The trapezius is a major muscle that controls the movement of the head and neck while simultaneously supporting posture.
Keeping a healthy trapezius is necessary for maintaining a healthy body function. This involves both working out the muscle and making sure that you stretch the muscle consistently and adequately.
Heads Will Roll
To do the stretch, sit down in a chair with your torso and legs bent at a right angle. Do not slouch and make sure that you are well-postured, and your back is straight. Grasp the side of the chair firmly with one hand, and with the other move to the back of your head, pulling it downward. Don’t make this jerky or aggressive. The stretch should be relatively gentle and will still have an impact.
When your head is positioned downward, and you feel a stretch: hold the position. You can also use the same hand to tilt your head sideways, and pull your ear towards your shoulder.

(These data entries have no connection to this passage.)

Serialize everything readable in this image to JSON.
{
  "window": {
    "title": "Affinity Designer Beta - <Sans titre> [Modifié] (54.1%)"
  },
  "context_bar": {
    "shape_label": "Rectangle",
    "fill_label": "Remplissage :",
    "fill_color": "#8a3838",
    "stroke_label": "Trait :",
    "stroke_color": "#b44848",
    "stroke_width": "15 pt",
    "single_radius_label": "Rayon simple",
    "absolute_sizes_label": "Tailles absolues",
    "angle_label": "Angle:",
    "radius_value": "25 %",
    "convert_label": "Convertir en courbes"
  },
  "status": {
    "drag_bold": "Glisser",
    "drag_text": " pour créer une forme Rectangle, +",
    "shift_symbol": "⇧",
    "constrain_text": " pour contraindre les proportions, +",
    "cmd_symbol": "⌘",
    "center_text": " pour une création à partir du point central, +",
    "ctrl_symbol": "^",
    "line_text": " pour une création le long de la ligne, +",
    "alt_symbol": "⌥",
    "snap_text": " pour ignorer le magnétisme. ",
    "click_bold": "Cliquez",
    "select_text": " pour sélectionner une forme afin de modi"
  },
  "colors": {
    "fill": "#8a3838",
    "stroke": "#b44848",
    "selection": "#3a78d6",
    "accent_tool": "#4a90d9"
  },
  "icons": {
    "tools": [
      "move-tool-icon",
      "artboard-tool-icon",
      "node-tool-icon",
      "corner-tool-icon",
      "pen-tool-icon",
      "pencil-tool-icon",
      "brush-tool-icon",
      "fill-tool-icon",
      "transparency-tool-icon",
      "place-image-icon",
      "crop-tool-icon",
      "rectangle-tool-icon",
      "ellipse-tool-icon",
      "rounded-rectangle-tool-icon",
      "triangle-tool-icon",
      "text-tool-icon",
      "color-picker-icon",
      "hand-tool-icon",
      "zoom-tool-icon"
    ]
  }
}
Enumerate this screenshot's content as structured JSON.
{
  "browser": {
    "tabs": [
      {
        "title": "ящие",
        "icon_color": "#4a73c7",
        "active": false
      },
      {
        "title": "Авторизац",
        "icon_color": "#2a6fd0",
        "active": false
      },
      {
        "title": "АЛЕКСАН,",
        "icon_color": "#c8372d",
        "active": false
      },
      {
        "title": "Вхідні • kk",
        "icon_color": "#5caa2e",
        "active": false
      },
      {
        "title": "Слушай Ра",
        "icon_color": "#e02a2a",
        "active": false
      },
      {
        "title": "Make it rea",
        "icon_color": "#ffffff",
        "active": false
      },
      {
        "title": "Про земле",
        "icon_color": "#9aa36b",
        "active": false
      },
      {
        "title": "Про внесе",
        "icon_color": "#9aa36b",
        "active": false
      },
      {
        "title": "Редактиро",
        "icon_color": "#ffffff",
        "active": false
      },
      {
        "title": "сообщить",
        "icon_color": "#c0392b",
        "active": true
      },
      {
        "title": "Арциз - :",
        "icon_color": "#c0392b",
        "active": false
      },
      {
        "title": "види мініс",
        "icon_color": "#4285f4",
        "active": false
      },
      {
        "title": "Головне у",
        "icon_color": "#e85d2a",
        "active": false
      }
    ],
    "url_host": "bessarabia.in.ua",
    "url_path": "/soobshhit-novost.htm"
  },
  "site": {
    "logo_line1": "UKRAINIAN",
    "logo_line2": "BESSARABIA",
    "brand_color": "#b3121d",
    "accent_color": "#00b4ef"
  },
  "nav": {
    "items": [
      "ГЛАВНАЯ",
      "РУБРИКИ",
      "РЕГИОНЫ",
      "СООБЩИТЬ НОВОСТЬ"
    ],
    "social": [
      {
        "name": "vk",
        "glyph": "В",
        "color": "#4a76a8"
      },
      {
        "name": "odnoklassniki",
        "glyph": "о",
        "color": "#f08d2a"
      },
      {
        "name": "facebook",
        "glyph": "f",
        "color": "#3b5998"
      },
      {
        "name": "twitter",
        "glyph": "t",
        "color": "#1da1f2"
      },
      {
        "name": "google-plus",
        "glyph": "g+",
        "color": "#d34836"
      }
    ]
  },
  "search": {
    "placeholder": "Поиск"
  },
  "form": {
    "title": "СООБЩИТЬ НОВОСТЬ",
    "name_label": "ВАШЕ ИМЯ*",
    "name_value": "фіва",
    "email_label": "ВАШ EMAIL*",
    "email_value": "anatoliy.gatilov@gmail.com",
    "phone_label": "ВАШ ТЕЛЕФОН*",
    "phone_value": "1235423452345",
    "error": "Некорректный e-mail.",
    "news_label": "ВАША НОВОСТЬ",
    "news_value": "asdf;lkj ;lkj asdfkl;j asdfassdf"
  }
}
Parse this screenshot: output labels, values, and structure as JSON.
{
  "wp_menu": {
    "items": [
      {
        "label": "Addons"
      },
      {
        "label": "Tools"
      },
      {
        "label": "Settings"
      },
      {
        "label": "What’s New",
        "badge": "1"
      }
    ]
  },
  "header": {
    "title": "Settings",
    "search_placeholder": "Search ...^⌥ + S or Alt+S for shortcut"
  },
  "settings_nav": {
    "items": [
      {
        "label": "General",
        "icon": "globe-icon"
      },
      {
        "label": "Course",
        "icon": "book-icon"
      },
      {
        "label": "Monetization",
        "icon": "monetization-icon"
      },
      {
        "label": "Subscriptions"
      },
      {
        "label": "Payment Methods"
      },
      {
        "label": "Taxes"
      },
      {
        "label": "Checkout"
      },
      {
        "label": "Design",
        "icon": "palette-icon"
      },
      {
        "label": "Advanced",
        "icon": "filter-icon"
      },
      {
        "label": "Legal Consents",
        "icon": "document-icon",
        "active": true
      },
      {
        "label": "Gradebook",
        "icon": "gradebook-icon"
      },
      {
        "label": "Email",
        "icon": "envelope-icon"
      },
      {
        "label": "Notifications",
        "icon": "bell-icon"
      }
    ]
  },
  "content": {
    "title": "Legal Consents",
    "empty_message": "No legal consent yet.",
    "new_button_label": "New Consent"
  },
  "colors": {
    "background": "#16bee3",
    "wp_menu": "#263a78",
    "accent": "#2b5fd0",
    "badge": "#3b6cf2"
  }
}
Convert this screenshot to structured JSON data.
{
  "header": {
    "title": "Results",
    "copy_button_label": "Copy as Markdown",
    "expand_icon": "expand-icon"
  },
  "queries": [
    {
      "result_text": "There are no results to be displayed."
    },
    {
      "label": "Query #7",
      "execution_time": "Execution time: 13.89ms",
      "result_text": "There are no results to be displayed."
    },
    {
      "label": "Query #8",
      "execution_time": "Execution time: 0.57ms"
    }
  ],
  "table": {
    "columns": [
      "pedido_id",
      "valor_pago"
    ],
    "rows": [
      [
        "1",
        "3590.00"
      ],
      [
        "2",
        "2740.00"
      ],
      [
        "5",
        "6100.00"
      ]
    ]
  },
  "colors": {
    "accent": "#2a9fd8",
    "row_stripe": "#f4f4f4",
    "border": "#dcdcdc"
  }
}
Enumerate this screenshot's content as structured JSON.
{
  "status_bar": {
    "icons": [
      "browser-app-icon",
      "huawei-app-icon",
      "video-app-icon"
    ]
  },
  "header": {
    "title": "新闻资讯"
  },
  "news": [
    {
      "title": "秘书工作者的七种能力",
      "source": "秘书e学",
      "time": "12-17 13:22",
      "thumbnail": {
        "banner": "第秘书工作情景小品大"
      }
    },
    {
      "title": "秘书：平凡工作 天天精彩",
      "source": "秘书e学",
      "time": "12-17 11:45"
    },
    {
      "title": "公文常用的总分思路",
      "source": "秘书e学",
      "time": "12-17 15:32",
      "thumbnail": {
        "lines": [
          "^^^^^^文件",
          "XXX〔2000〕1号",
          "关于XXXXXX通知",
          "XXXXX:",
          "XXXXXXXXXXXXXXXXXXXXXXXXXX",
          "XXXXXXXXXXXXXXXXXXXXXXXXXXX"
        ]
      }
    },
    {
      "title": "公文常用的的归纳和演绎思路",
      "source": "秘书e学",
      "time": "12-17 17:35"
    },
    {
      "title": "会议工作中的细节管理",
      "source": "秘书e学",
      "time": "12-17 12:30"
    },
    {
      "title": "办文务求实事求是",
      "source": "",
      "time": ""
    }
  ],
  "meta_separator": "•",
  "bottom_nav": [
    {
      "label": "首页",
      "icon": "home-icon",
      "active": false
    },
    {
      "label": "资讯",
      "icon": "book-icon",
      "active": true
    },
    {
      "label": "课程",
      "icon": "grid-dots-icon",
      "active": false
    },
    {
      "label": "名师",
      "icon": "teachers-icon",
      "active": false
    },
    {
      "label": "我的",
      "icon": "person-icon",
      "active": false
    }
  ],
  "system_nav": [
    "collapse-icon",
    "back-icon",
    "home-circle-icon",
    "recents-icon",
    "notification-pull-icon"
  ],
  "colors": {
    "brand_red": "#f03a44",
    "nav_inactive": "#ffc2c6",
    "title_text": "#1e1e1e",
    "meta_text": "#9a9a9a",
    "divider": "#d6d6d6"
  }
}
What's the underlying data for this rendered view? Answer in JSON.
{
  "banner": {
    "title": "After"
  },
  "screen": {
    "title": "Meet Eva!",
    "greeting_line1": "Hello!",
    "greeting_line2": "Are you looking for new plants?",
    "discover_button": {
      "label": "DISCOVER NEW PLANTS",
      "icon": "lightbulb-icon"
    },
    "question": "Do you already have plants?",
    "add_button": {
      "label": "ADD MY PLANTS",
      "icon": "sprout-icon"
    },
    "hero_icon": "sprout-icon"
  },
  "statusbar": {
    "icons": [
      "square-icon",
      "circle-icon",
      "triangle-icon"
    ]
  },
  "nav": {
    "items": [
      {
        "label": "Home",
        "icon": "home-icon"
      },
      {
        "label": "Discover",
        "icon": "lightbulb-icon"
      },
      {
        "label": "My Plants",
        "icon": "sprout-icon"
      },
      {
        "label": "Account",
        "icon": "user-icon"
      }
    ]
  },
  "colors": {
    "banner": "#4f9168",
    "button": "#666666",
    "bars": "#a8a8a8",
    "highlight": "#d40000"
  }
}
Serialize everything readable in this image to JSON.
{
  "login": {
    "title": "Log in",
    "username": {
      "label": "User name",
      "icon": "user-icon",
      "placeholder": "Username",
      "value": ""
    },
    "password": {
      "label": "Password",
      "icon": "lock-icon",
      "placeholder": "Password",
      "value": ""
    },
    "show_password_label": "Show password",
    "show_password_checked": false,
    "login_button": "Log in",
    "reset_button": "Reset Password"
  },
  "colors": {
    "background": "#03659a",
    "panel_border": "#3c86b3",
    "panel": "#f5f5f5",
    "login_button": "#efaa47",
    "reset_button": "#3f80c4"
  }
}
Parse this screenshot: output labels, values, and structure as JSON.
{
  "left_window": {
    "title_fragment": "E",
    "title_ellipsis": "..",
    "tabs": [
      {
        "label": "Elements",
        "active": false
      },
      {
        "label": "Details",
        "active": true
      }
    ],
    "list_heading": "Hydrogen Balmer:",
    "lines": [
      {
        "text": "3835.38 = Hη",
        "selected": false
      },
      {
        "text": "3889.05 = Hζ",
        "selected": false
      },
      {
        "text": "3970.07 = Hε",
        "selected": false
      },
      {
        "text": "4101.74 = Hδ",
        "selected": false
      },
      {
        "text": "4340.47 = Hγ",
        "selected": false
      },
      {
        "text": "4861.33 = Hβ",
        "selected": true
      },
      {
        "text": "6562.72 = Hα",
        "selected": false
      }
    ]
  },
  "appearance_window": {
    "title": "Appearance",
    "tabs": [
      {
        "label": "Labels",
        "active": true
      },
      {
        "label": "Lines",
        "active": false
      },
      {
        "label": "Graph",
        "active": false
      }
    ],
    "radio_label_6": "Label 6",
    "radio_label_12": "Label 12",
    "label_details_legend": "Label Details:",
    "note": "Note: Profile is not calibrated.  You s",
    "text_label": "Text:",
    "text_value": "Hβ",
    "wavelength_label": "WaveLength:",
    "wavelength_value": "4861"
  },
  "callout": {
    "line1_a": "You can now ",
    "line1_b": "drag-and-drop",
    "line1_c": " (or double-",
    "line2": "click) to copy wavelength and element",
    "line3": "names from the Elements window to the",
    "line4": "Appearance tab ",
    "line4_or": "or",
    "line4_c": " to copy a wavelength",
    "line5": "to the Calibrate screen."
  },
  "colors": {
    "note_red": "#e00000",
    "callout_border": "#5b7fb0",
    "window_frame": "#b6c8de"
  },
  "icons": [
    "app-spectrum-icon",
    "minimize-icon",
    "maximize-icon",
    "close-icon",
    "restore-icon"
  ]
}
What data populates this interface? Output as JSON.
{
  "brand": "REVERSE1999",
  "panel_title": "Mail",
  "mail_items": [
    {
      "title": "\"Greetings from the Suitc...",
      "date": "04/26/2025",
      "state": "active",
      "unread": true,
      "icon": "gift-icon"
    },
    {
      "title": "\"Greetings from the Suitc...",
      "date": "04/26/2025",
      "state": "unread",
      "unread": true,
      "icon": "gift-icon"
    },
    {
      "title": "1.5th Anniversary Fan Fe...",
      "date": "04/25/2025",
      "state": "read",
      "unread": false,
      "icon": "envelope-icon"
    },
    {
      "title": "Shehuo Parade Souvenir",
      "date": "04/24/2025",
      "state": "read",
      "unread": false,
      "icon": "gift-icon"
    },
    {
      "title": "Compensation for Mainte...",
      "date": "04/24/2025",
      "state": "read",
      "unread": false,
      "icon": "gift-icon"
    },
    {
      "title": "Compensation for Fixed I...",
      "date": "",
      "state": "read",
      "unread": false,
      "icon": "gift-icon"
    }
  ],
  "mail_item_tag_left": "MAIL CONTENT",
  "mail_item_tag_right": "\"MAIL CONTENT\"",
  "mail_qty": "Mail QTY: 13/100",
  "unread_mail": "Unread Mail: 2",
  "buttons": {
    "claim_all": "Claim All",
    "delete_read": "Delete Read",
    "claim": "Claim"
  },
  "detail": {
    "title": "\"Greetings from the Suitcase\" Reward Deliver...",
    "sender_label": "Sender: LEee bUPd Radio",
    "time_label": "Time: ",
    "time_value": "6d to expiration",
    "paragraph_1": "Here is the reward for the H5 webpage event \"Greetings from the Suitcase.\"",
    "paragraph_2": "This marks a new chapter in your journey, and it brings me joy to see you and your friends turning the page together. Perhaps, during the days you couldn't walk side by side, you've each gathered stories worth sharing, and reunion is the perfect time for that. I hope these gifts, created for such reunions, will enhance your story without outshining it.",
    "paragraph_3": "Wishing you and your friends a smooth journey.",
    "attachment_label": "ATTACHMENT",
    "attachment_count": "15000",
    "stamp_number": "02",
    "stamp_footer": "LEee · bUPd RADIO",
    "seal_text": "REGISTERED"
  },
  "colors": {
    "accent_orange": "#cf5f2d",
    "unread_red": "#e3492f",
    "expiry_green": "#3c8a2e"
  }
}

This should stretch the muscles on the opposite side of your neck.
A Healing Stretch
This type of exercise is very commonly used in physical therapy to lengthen a tight trapezius. It can also be used by athletes who are using the muscle frequently and need a way to keep it healthy. Regularly stretching your trapezius can be incredibly beneficial for your posture and can be used to prevent back pain.
This stretch can also help those who have injured or pulled their trapezius or any of the muscles in their neck. If they are healing, it can help them regain normal mobility by being done regularly.
The beauty of the stretch is that it can be done almost anywhere. For instance, if you are sitting in a car or on the train, you can do this exercise. If you are running outside, all you need is a bench or chair. It is versatile and easy to do just about anywhere that you have access to a chair.
There are a few variations that can enhance this stretch. One involves tilting your head diagonally and holding the position for about 15 seconds. Another variation consists in doing the stretch with your arms crossed in front of you. Both arms should be crossed with palms touching the shoulder, and then the head can tilt so the ear moves toward the shoulder. This can target a different motion within the same muscle.
For Neck and Spine Strength
There are many benefits to this type of stretch because of the area it targets. The trapezius is located near the spot on your spine where the major muscle groups in your back anchors, and therefore can be used to improve general back health. It can also be utilized by those who may work an office job or spend too much time sitting down. These types of conditions frequently give people stiff necks or neck pain. They can also tighten them up. This stretch can be used to relieve that stiffness and pain, as well as significantly reduce tension.
This stretch is one of the best for targeting the trapezius and other local muscle groups. Not only is it essential to back and neck health, but it can also be done just about anywhere at any time.